OSS9097 – Collecting and Analyzing Big Data
This course is an introduction to collecting and analyzing "big data" for social scientists. Over the last decade, the variety and types of data available to researchers have exploded. This includes not only contemporary data, such as from websites and social media platforms, but also historical data, from digitized interviews to 19th century newspapers. At the same time, analytic techniques from computer science are increasingly being used to solve social science problems.
One week is not enough time to master the techniques for collecting and analyzing big data. You will, however, be able to establish the foundation for developing these skills. The course is designed as a practical overview. The emphasis each class will be on applying the specific techniques rather than on their mathematical basis. The course will provide an overview in that each lesson will introduce a new method in order to demonstrate the range of methods. Combined, students will have the skills and resources to apply these methods to theoretically-relevant problems in the social sciences.
By the end of the course, I expect that students will be able to:
- Collect data from the internet using web scraping and APIs.
- Read and write digital text files.
- Analyze data using supervised learning technique such as random forest models.
- Analyze data using unsupervised learning techniques such as topic models.
- Understand and apply current methods for analyzing texts.
- Link machine learning methods to relevant social science questions.
- Program in Python
Formal prerequisite knowledge
Students should have a Python 3.7 distribution appropriate for data science installed on their computer. The recommended way to do this is to install Continuum's Anaconda Python distribution (https://www.anaconda.com/download/). It is free and available for all operating systems. Students are not expected to have any knowledge of Python. Specific directions on packages and installation will be provided at least one month before the start of the course.
Students have the option of submitting a research paper in order to receive ECTS credits. These research papers (6000 to 8,000 words) should apply one or more of the techniques used in the course to a theoretically interesting research question. Papers should generally follow the format of a research article in the student's discipline, although the literature review may be more concise than normal. Additionally, students must provide code, and where feasible, data, to replicate the analysis. This is to be completed within 8 weeks after the course.
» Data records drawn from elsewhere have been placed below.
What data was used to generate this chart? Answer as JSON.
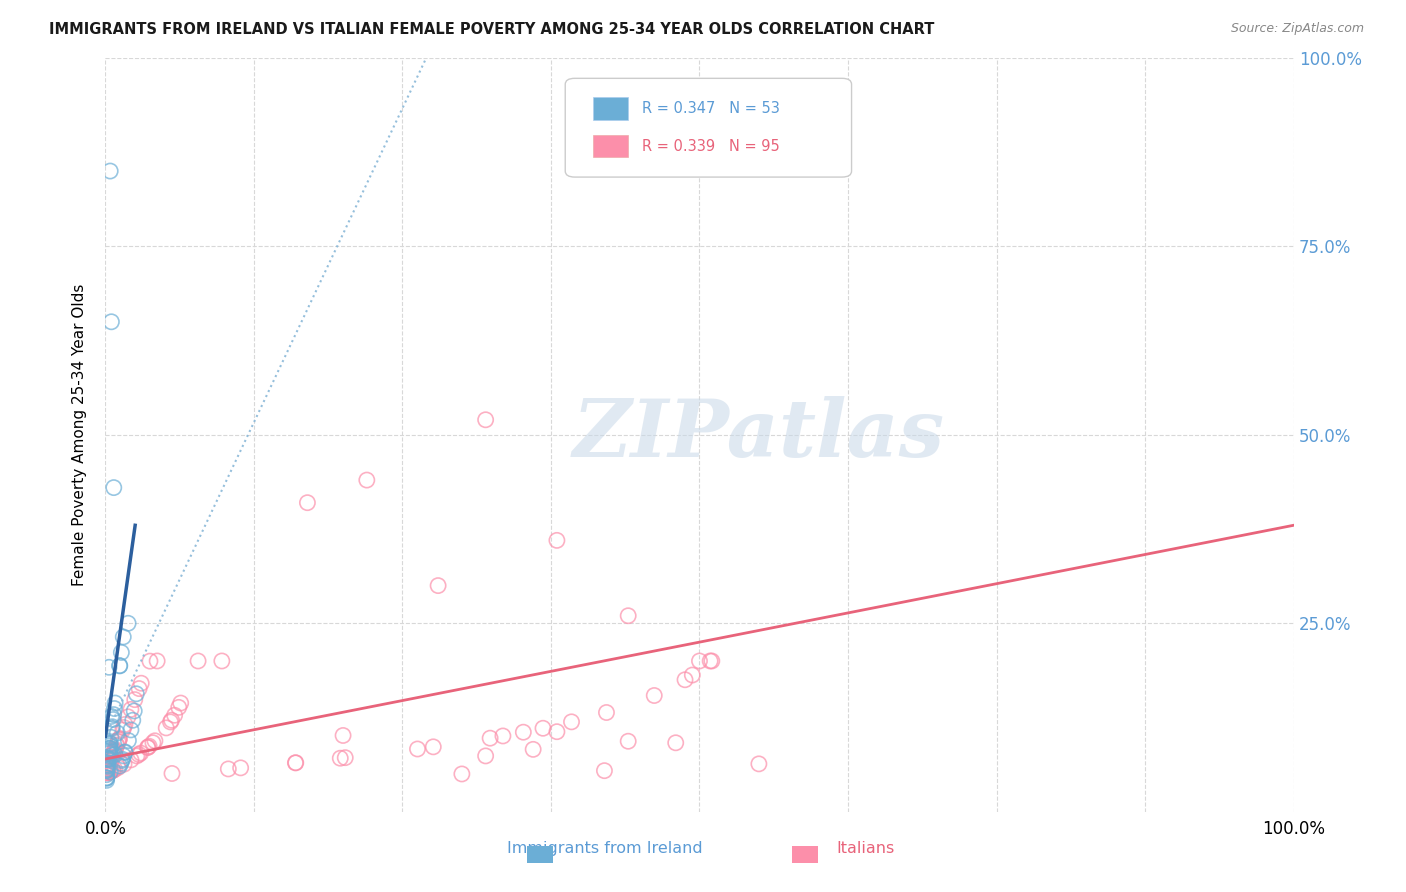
{
  "title": "IMMIGRANTS FROM IRELAND VS ITALIAN FEMALE POVERTY AMONG 25-34 YEAR OLDS CORRELATION CHART",
  "source": "Source: ZipAtlas.com",
  "ylabel": "Female Poverty Among 25-34 Year Olds",
  "legend_ireland": "R = 0.347   N = 53",
  "legend_italian": "R = 0.339   N = 95",
  "legend_label_ireland": "Immigrants from Ireland",
  "legend_label_italian": "Italians",
  "color_ireland": "#6baed6",
  "color_italian": "#fc8faa",
  "trendline_ireland_solid": "#2c5f9e",
  "trendline_ireland_dashed": "#8ab8d8",
  "trendline_italian": "#e8637a",
  "watermark": "ZIPatlas",
  "background": "#ffffff",
  "xlim": [
    0.0,
    1.0
  ],
  "ylim": [
    0.0,
    1.0
  ],
  "grid_color": "#d8d8d8",
  "right_tick_color": "#5b9bd5"
}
Neal Caren is an Associate Professor of Sociology at the University of North Carolina, Chapel Hill. His research interests center on the quantitative analysis of protest and social movements. His work has been published in the American Sociological Review, Social Forces, Social Problems, and the Annual Review of Sociology. The data in many of his publications has been either scraped from the web, downloaded using APIs, or otherwise involved collected and analyzing texts. He is the author of a well-used publicly available script for converting Lexis-Nexis article downloads into a CSV file. For several years, he has run a graduate workshop on computational social science and digital data collection, has given external workshops on the topic, and has many several tutorials available online. He is also the editor of the social movements journal Mobilization.